One of our advantages at Rosenthal & Wadas is we have a great office staff who are trained to handle any and every question they are capable of answering.  This accomplishes a number of things:

  • You get the answer to routine questions without having to wait for a lawyer;
  • You never feel like you are bothering us with something you worry might be trivial or simple to us but is important to you;
  • It makes our office staff happier to help, get to know, and be involved with our client care;
  • It allows our lawyers to focus on the intricate and crucial parts of your case.

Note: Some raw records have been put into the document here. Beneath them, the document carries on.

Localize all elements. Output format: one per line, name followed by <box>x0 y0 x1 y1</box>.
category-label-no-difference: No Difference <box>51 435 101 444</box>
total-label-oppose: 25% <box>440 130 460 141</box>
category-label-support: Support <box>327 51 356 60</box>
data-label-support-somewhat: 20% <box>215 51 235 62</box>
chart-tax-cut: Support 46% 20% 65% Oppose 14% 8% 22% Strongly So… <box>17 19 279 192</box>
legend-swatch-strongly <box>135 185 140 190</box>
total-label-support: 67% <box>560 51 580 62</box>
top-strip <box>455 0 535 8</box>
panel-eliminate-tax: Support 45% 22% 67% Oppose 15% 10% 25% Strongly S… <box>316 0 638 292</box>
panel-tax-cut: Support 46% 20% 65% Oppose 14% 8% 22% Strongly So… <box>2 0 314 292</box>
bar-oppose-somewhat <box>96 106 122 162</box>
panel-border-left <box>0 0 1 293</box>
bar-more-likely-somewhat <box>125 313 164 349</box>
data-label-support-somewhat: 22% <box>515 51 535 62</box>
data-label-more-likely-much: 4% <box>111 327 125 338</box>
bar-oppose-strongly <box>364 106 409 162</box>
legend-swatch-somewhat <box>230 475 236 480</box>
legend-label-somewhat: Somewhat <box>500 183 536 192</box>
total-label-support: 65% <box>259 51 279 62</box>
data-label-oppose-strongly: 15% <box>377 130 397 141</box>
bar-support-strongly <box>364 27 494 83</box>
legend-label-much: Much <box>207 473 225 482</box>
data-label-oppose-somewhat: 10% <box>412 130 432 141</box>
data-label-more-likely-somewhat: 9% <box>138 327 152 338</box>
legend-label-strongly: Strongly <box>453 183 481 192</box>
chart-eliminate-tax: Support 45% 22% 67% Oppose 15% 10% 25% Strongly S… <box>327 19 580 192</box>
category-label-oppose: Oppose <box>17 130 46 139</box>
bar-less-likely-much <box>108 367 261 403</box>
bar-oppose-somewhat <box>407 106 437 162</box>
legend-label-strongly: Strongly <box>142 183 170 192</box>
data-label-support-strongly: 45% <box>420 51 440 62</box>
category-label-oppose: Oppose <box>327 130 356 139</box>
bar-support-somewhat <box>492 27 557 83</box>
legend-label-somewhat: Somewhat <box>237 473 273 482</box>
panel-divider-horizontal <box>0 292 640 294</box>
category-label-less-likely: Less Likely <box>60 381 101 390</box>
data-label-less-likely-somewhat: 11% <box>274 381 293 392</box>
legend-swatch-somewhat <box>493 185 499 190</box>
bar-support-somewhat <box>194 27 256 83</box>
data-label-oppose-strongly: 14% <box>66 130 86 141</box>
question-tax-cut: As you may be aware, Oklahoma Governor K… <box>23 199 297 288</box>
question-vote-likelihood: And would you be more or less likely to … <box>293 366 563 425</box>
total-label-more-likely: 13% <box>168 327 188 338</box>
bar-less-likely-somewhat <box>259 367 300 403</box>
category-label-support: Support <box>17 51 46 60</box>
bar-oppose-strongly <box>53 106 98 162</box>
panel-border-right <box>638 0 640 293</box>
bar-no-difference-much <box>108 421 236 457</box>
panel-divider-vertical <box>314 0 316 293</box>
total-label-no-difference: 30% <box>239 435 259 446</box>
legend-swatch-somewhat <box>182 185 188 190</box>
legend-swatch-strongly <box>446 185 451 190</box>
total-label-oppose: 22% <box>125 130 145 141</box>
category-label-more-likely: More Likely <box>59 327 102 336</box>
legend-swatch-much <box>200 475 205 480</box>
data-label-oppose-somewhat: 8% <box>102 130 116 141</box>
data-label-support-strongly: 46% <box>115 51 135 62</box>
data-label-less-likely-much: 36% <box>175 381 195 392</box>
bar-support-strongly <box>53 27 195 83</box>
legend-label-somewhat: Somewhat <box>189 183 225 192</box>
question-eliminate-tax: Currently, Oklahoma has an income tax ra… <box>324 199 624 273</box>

One of the down-sides is it is common for some people to have built-up such a good rapport with me or one of our other lawyers that they feel less comfortable talking with our office staff — even about basic issues.  That’s fine too and we are happy to accomodate this as well.

How I do It

I do my best to get back to everyone every day.  Email is normally the best though if the answer is too complex I may give you a call back when I can spend the time to do the issue justice.  If I’m in a spot where I can’t get to that question or issue quickly then I’ll ask one of our staff members to help if the question is appropriate.

At our office — we never want to hear a client feel like they aren’t being communicated with.

*Jeremy Rosenthal is a Licensed Attorney in the State of Texas and is Board Certified in Criminal Law by the Texas Board of Legal Specialization.  He was designated as a SuperLawyer by Thomson Reuters in 2019.